Electron 30 · vanilla JS · umap-js for 2D projection · Claude / GPT pluggable · text-embedding-3-small · one local config.json as the entire store. No framework, no backend, no telemetry.

AGENT LOOP

Claude driving an Electron repo through the Agent SDK. Custom skills for doc generation, RAG scaffolding, and plugin packaging. My role: spec, taste, direction. Agent's role: code, glue, debug.

DURATION

~1 week of evening work · 5 iterations
Equivalent to a ~4-week build cycle, accelerated through an agent-assisted workflow.

The real shift

When a working build lands in an afternoon, the bottleneck stops being can we build it and becomes should we. That's a design bar going up, not down. The tempo of judgment is the new craft — and the methodology above is what I use to keep taste faster than code.

08 · Reflection

Three things I learned
designing for AI.

01 / ANIMATION

Animation is an explainability primitive.

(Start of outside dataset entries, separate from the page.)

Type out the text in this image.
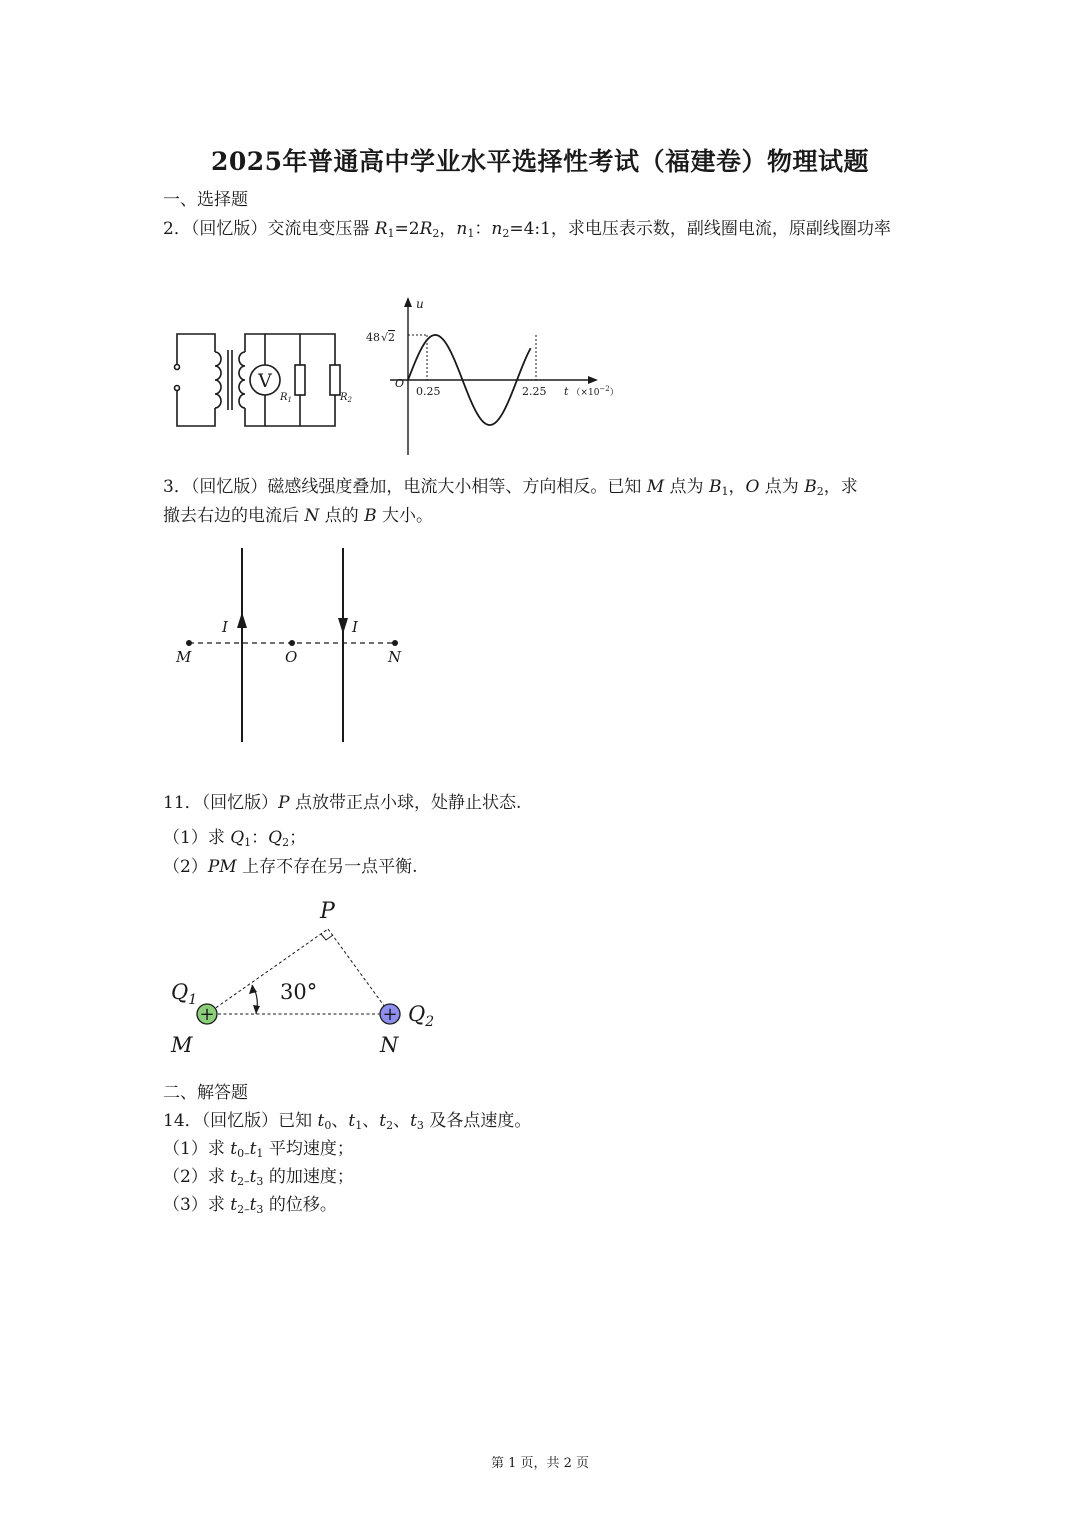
2025年普通高中学业水平选择性考试（福建卷）物理试题
一、选择题
2．（回忆版）交流电变压器 $R_1=2R_2$，$n_1$：$n_2=4:1$，求电压表示数，副线圈电流，原副线圈功率
V
$R_1$	$R_2$
u
48√2
O
0.25	2.25 t （$\times 10^{-2}_)$
3．（回忆版）磁感线强度叠加，电流大小相等、方向相反。已知 M 点为 $B_1$，O 点为 $B_2$，求
撤去右边的电流后 N 点的 B 大小。
I	I
M	O	N
11．（回忆版）P 点放带正点小球，处静止状态.
（1）求 $Q_1$：$Q_2$；
（2）PM 上存不存在另一点平衡.
+	+
P
30°
$Q_1$
$Q_2$
M	N
二、解答题
14．（回忆版）已知 $t_0$、$t_1$、$t_2$、$t_3$ 及各点速度。
（1）求 $t_{0-}t_1$ 平均速度；
（2）求 $t_{2-}t_3$ 的加速度；
（3）求 $t_{2-}t_3$ 的位移。
第 1 页，共 2 页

Started writing citation UIs. Ended with a 900ms amber pulse. The pulse communicates more per millisecond of attention than a paragraph of explanation — because it respects that the user is trying to read the answer, not the meta-answer.

02 / SPATIAL

Latent space rewards spatial UI.

Every time I showed the map, the first reaction was spatial — "that lump over there," never "that topic." Giving a semantic space a location turns abstract AI behavior into something a body can reason about.

03 / TRUST

The best trust signal is a folder the user can delete.

No privacy policy did what a single line in the README did: "Delete the folder to fully reset." Concrete beats legal. Designing for AI trust is, at its best, designing for the moment the user decides to leave.